Для биолога он казался весьма кровожадным разбойником, но французы известны своим пылом.
– То есть вы согласны с тем, что шанс у нас есть? – решил прояснить я. Уж если мне было суждено повести своих друзей на миссию по спасению моей старой любовницы и незаконнорожденного сына, я хотел видеть хоть какие-нибудь шансы на успех.
– Конечно, нет. Но патриотизм, любовь и ваше собственное безрассудство, Итан, просто обязывают нас испытать судьбу.
С помощью канатов и блоков мы подняли «Наутилус» с палубы американской шхуны и осторожно опустили его за борт. Субмарина покачивалась на волнах, словно неуклюжее медное бревно, постукивающее по деревянному корпусу судна. Эта посудина казалась такой же пригодной к мореплаванию, как та самодельная лодка из ивняка и медвежьей шкуры, что мы когда-то соорудили в Америке, но была раза в три менее плавучей. Однако она не пошла сразу ко дну, и Фултон прыгал вокруг нее, словно возбужденный кролик, организуя нашу военную вылазку.

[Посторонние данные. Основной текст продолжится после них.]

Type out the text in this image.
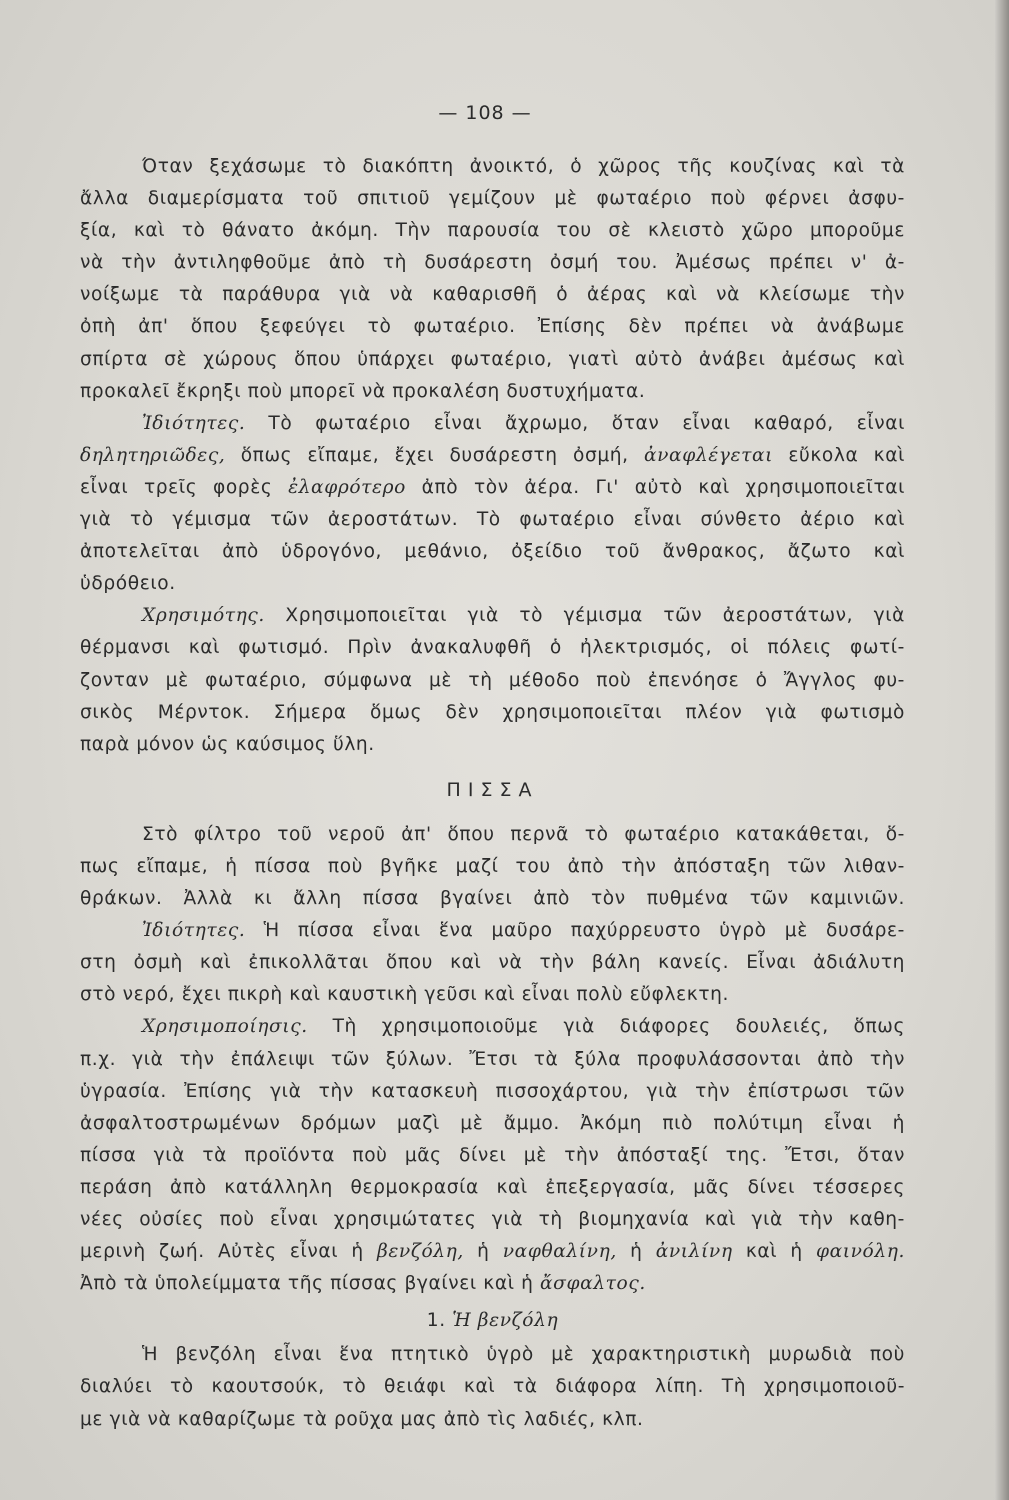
— 108 —

Όταν ξεχάσωμε τὸ διακόπτη ἀνοικτό, ὁ χῶρος τῆς κουζίνας καὶ τὰ
ἄλλα διαμερίσματα τοῦ σπιτιοῦ γεμίζουν μὲ φωταέριο ποὺ φέρνει ἀσφυ-
ξία, καὶ τὸ θάνατο ἀκόμη. Τὴν παρουσία του σὲ κλειστὸ χῶρο μποροῦμε
νὰ τὴν ἀντιληφθοῦμε ἀπὸ τὴ δυσάρεστη ὀσμή του. Ἀμέσως πρέπει ν' ἀ-
νοίξωμε τὰ παράθυρα γιὰ νὰ καθαρισθῆ ὁ ἀέρας καὶ νὰ κλείσωμε τὴν
ὀπὴ ἀπ' ὅπου ξεφεύγει τὸ φωταέριο. Ἐπίσης δὲν πρέπει νὰ ἀνάβωμε
σπίρτα σὲ χώρους ὅπου ὑπάρχει φωταέριο, γιατὶ αὐτὸ ἀνάβει ἀμέσως καὶ
προκαλεῖ ἔκρηξι ποὺ μπορεῖ νὰ προκαλέση δυστυχήματα.

Ἰδιότητες. Τὸ φωταέριο εἶναι ἄχρωμο, ὅταν εἶναι καθαρό, εἶναι
δηλητηριῶδες, ὅπως εἴπαμε, ἔχει δυσάρεστη ὀσμή, ἀναφλέγεται εὔκολα καὶ
εἶναι τρεῖς φορὲς ἐλαφρότερο ἀπὸ τὸν ἀέρα. Γι' αὐτὸ καὶ χρησιμοποιεῖται
γιὰ τὸ γέμισμα τῶν ἀεροστάτων. Τὸ φωταέριο εἶναι σύνθετο ἀέριο καὶ
ἀποτελεῖται ἀπὸ ὑδρογόνο, μεθάνιο, ὀξείδιο τοῦ ἄνθρακος, ἄζωτο καὶ
ὑδρόθειο.

Χρησιμότης. Χρησιμοποιεῖται γιὰ τὸ γέμισμα τῶν ἀεροστάτων, γιὰ
θέρμανσι καὶ φωτισμό. Πρὶν ἀνακαλυφθῆ ὁ ἠλεκτρισμός, οἱ πόλεις φωτί-
ζονταν μὲ φωταέριο, σύμφωνα μὲ τὴ μέθοδο ποὺ ἐπενόησε ὁ Ἄγγλος φυ-
σικὸς Μέρντοκ. Σήμερα ὅμως δὲν χρησιμοποιεῖται πλέον γιὰ φωτισμὸ
παρὰ μόνον ὡς καύσιμος ὕλη.

ΠΙΣΣΑ

Στὸ φίλτρο τοῦ νεροῦ ἀπ' ὅπου περνᾶ τὸ φωταέριο κατακάθεται, ὅ-
πως εἴπαμε, ἡ πίσσα ποὺ βγῆκε μαζί του ἀπὸ τὴν ἀπόσταξη τῶν λιθαν-
θράκων. Ἀλλὰ κι ἄλλη πίσσα βγαίνει ἀπὸ τὸν πυθμένα τῶν καμινιῶν.

Ἰδιότητες. Ἡ πίσσα εἶναι ἕνα μαῦρο παχύρρευστο ὑγρὸ μὲ δυσάρε-
στη ὀσμὴ καὶ ἐπικολλᾶται ὅπου καὶ νὰ τὴν βάλη κανείς. Εἶναι ἀδιάλυτη
στὸ νερό, ἔχει πικρὴ καὶ καυστικὴ γεῦσι καὶ εἶναι πολὺ εὔφλεκτη.

Χρησιμοποίησις. Τὴ χρησιμοποιοῦμε γιὰ διάφορες δουλειές, ὅπως
π.χ. γιὰ τὴν ἐπάλειψι τῶν ξύλων. Ἔτσι τὰ ξύλα προφυλάσσονται ἀπὸ τὴν
ὑγρασία. Ἐπίσης γιὰ τὴν κατασκευὴ πισσοχάρτου, γιὰ τὴν ἐπίστρωσι τῶν
ἀσφαλτοστρωμένων δρόμων μαζὶ μὲ ἄμμο. Ἀκόμη πιὸ πολύτιμη εἶναι ἡ
πίσσα γιὰ τὰ προϊόντα ποὺ μᾶς δίνει μὲ τὴν ἀπόσταξί της. Ἔτσι, ὅταν
περάση ἀπὸ κατάλληλη θερμοκρασία καὶ ἐπεξεργασία, μᾶς δίνει τέσσερες
νέες οὐσίες ποὺ εἶναι χρησιμώτατες γιὰ τὴ βιομηχανία καὶ γιὰ τὴν καθη-
μερινὴ ζωή. Αὐτὲς εἶναι ἡ βενζόλη, ἡ ναφθαλίνη, ἡ ἀνιλίνη καὶ ἡ φαινόλη.
Ἀπὸ τὰ ὑπολείμματα τῆς πίσσας βγαίνει καὶ ἡ ἄσφαλτος.

1. Ἡ βενζόλη

Ἡ βενζόλη εἶναι ἕνα πτητικὸ ὑγρὸ μὲ χαρακτηριστικὴ μυρωδιὰ ποὺ
διαλύει τὸ καουτσούκ, τὸ θειάφι καὶ τὰ διάφορα λίπη. Τὴ χρησιμοποιοῦ-
με γιὰ νὰ καθαρίζωμε τὰ ροῦχα μας ἀπὸ τὶς λαδιές, κλπ.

– Коммивояжер пусть встанет у руля, потому как в задней части лодки теснее всего, – распоряжался он. – За ним – Гейдж, чтобы вращать винт, когда придет время. Смит и Кювье для равновесия разместятся в носовой части. Я буду стоять в башне, рулить и говорить Пьеру, что делать. Для начала мы под парусом дойдем до устья бухты, там погрузимся под воду и поползем вперед. Теперь вопрос: у кого есть проблемы вроде клаустрофобии в тесных металлических цилиндрах, подбрасываемых вверх и вниз на неспокойном море?
Мы все, как один, подняли руки.
– Гейдж, тогда возьмите с собой карты. За новое искусство войны!
Мы все отхлебнули грога – единственного, что могло придать нам хоть немного храбрости для того, чтобы залезть в это странное детище инженерной мысли, – и осторожно спустились на плоскую скользкую поверхность субмарины. Затем подняли мачту, прикрепили поперечину, вытянули бушприт и превратили наш металлический гроб в некое подобие небольшого парусника с необычным гротом – жестким парусом коричневого цвета в виде плавника, по форме напоминавшим лопасть ветряной мельницы.
– Узкий парус легче сложить при погружении под воду, – объяснил Фултон.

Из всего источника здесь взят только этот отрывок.